Including income from Speedway, Marathon’s adjusted raw earnings fell to $4.4 billion in 2020, down from $11.1 billion the year before. Most of the fall came from the company’s refining and marketing segment, where raw earnings went from $2.8 billion to a loss of $5.1 billion across the year.
For the first time ever, the NNPC this year publicly announced a profit of N287 billion, about $700 million (when converted at the current official exchange rate of about N410 to $1). The national oil company recently told Nigerians that it already has a projection of over N300 billion profit for this year which would be announced at the end of 2021.
The profit was mostly from the reversal of amounts impaired (when a company declares an asset valuable after it previously declared it a liability) for years. It also pushed the corporation’s total revenue to about N3.7 trillion or roughly $9 billion when converted.
NNPC is in the process of being fully commercialised with the recent passage of the Petroleum Industry Act (PIA), although it had always been bugged down by excessive political control.

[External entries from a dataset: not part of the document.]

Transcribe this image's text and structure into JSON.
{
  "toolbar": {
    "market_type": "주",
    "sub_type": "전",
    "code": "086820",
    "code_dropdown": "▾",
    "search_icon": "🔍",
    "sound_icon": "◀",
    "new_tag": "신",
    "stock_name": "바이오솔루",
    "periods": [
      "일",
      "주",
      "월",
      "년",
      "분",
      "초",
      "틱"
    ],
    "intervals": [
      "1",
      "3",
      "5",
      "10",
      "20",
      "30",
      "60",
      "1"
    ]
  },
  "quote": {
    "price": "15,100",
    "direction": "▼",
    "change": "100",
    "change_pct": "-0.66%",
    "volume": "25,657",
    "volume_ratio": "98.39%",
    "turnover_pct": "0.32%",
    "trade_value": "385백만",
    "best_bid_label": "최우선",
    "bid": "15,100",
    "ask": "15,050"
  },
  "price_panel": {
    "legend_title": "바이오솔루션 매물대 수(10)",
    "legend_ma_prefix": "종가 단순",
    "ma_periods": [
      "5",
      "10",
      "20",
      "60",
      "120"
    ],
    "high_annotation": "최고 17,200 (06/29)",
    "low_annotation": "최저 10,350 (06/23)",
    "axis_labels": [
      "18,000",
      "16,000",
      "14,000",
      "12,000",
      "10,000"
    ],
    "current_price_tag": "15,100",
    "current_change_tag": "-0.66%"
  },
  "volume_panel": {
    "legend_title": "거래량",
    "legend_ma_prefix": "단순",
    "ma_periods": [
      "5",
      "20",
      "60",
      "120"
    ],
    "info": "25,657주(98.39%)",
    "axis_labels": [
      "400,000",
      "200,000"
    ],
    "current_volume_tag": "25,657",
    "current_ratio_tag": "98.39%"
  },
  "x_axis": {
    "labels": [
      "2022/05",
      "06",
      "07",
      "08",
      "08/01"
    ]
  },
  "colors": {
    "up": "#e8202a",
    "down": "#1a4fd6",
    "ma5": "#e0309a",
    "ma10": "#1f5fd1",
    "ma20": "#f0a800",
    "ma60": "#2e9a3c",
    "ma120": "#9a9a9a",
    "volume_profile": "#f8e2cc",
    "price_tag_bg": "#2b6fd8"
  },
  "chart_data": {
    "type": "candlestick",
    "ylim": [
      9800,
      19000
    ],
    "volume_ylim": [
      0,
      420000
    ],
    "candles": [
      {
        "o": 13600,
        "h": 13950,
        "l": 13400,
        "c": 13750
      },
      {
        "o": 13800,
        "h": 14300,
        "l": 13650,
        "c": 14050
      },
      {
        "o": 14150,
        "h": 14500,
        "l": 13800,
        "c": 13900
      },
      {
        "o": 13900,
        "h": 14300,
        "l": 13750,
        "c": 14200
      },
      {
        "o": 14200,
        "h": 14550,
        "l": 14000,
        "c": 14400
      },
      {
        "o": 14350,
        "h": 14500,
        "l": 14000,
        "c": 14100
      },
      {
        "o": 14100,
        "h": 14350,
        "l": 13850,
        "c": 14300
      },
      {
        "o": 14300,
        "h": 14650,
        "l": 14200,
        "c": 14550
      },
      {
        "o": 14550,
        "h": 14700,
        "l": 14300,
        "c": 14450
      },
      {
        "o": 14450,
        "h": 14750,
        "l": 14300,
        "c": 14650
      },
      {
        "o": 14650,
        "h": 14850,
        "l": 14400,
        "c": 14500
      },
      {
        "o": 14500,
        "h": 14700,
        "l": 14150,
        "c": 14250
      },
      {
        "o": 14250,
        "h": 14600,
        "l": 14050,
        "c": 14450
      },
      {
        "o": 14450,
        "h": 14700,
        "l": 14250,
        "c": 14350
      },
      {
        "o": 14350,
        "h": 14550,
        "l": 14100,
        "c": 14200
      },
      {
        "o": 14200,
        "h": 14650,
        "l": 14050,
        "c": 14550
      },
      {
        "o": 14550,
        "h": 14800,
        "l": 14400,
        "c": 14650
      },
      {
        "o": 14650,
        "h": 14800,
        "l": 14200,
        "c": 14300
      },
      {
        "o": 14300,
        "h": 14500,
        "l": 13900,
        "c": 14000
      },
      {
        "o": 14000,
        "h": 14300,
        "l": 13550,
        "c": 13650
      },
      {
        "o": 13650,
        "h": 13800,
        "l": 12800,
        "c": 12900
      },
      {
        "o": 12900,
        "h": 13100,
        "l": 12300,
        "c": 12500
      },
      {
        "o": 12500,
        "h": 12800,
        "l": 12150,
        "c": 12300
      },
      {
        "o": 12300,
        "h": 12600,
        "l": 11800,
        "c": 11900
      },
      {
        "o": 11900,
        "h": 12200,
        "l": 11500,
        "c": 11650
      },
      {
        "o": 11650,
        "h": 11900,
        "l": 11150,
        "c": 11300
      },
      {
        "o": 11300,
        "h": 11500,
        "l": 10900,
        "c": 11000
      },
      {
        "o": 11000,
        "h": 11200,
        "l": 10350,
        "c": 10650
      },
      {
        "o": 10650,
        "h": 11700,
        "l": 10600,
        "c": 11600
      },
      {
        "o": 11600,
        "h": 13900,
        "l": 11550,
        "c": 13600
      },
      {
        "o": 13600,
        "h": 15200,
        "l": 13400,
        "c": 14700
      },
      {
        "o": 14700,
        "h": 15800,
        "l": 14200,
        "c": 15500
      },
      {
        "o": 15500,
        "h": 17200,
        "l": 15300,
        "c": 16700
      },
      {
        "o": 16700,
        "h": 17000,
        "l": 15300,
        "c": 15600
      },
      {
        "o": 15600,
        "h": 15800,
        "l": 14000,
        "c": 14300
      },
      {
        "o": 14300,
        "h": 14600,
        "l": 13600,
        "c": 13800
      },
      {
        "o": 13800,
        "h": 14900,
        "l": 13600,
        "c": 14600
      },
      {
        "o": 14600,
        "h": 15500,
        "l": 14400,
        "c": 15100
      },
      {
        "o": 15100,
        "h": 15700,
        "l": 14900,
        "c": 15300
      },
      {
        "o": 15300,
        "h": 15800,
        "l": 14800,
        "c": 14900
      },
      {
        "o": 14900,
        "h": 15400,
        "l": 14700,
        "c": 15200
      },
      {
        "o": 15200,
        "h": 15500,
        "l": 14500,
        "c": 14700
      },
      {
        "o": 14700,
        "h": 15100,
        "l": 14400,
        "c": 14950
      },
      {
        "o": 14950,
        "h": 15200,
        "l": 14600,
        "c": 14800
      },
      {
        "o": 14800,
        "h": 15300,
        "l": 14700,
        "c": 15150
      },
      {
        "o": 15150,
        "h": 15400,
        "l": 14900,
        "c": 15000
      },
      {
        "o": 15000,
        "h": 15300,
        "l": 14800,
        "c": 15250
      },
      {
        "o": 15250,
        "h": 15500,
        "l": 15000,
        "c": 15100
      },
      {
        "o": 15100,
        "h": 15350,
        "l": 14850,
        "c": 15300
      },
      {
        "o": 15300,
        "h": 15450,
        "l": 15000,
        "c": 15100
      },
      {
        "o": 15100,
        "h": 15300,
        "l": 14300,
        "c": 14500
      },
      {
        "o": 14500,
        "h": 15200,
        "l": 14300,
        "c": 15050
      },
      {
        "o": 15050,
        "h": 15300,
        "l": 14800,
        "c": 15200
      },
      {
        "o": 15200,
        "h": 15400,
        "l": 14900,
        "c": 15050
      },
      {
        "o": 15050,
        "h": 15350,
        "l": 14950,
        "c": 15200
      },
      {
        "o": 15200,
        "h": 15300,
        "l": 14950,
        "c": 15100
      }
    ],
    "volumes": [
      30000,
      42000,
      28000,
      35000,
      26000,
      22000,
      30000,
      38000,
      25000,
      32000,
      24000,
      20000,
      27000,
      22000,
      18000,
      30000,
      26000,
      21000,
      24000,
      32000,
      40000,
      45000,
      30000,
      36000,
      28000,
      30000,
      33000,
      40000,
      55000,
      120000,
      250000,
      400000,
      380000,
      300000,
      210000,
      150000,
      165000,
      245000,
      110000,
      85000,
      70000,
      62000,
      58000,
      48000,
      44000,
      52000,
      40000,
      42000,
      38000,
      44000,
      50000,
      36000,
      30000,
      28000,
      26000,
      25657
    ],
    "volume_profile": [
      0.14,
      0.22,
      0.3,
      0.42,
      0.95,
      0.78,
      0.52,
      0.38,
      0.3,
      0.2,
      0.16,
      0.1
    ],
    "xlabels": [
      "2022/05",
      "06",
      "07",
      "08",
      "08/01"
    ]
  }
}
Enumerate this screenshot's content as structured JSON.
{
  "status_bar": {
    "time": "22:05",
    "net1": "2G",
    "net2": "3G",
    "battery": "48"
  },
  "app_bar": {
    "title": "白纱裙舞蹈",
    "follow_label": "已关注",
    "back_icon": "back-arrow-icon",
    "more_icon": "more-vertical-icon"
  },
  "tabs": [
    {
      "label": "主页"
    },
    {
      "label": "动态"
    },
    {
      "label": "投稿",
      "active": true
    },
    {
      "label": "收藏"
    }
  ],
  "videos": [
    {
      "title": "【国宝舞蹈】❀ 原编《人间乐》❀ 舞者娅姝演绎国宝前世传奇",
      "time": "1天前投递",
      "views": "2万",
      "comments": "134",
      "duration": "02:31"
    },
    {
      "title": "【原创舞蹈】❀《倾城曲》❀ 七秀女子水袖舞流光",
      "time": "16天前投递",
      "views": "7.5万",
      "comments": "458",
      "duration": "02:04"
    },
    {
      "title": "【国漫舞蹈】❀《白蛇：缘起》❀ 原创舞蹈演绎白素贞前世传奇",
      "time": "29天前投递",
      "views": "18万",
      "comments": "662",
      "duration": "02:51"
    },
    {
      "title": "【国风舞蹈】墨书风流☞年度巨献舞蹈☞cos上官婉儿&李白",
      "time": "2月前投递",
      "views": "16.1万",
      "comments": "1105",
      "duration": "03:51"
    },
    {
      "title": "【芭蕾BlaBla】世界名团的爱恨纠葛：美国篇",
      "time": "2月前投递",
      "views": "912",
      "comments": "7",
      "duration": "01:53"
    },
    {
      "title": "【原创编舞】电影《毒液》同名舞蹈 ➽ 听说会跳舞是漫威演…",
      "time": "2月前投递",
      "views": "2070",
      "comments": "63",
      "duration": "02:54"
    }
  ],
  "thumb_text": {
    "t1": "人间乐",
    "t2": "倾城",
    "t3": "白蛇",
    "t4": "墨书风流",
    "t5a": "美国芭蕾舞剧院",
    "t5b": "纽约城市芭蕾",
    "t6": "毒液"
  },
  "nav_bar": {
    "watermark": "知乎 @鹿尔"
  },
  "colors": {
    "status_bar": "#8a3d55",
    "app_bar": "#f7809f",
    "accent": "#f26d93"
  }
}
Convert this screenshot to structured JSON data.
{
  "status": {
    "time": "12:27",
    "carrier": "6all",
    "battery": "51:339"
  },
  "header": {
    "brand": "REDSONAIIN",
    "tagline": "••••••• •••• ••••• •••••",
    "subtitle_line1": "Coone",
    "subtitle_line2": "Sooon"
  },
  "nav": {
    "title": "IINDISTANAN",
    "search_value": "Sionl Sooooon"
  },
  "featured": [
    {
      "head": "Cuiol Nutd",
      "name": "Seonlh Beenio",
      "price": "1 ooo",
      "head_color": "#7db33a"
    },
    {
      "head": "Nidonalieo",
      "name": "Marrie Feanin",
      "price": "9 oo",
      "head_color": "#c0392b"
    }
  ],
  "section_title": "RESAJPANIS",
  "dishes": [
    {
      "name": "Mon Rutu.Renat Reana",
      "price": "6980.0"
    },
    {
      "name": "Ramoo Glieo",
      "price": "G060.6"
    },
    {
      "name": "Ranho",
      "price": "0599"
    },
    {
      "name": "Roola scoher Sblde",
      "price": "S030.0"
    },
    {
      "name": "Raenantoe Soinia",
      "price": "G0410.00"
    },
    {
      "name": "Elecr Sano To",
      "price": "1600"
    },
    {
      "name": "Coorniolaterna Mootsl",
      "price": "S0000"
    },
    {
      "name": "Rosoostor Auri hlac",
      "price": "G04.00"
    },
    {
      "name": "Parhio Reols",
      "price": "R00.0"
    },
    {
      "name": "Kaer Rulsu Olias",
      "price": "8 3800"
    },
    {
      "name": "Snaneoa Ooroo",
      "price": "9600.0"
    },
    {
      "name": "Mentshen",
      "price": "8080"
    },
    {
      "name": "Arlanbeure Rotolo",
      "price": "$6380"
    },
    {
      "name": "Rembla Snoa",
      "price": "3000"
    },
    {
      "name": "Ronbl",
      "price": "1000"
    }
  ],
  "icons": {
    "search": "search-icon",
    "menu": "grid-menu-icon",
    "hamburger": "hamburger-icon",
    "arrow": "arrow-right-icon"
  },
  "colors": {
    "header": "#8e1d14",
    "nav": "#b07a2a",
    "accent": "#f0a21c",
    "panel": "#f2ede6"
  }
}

NUPENG: NNPC Offers to Fix Selected Roads, Cautions against Strike Action
Meanwhile, NNPC yesterday said although the repair of roads was not within its direct purview, it was willing to fix selected roads across the country to ease the movement of petroleum products. The offer by the national oil company came after the threat of industrial action by the PTD of NUPENG.
The South-west Zonal Chairman of NUPENG, Tayo Aboyeji, at the weekend, said the union had lost many members and properties due to bad roads, saying several calls on the government concerning the situation have fallen on deaf ears.
Describing the roads as, “deplorable and shameful,” he maintained that when trucks loaded petrol in Lagos, the drivers spent between five to six days to get to Abuja because of the bad state of the roads.
Aboyeji said, “All calls by the executive of petroleum unions have fallen on the deaf ears of the government as the highways continue to deteriorate nationwide. The list of the highways is endless and the tanker drivers have been going through harrowing situations while rendering selfless national service.
“The increased rate of fire incidents involving petroleum tankers with accompanying massive destruction of lives and property of our members and the general public is enough.”
Aside the demand for road rehabilitation, the union further stated that government had failed to enforce the installation of safety gadgets on tankers, which would protect the inflammatory contents of their trucks from spilling over when accidents happen.
It further stated that some tank farm owners still used tankers exceeding 45,000 litres carrying capacity, despite reaching an agreement with the government on the matter.
In a statement yesterday, signed by the NNPC’s Group General Manager, Public Affairs Division, Mr. Garba Muhammad, the corporation stated, “Even though it is not the responsibility of the NNPC to build or rehabilitate roads, any disruption in the distribution of petroleum products to different parts of Nigeria will adversely affect the business of the NNPC and endanger energy security, which the country has enjoyed for a long time now.
“In recognition of this, the NNPC wishes to assure the petroleum tanker drivers that in addition to the on-going efforts by other agencies of government, the NNPC has initiated a process that will provide a quick and effective solution to the roads network challenges as expressed by the PTD.
“Having recognised that the major reason slowing down the rehabilitation of the road networks in the country is the paucity of funds, the NNPC has expressed interest to invest in the reconstruction of select federal roads under the Federal Government’s Road Infrastructure Development and Refurbishment Investment Task Credit Scheme.”
The corporation noted that the thrust of its intervention was to make considerable funds available for the reconstruction of roads through it future tax liability.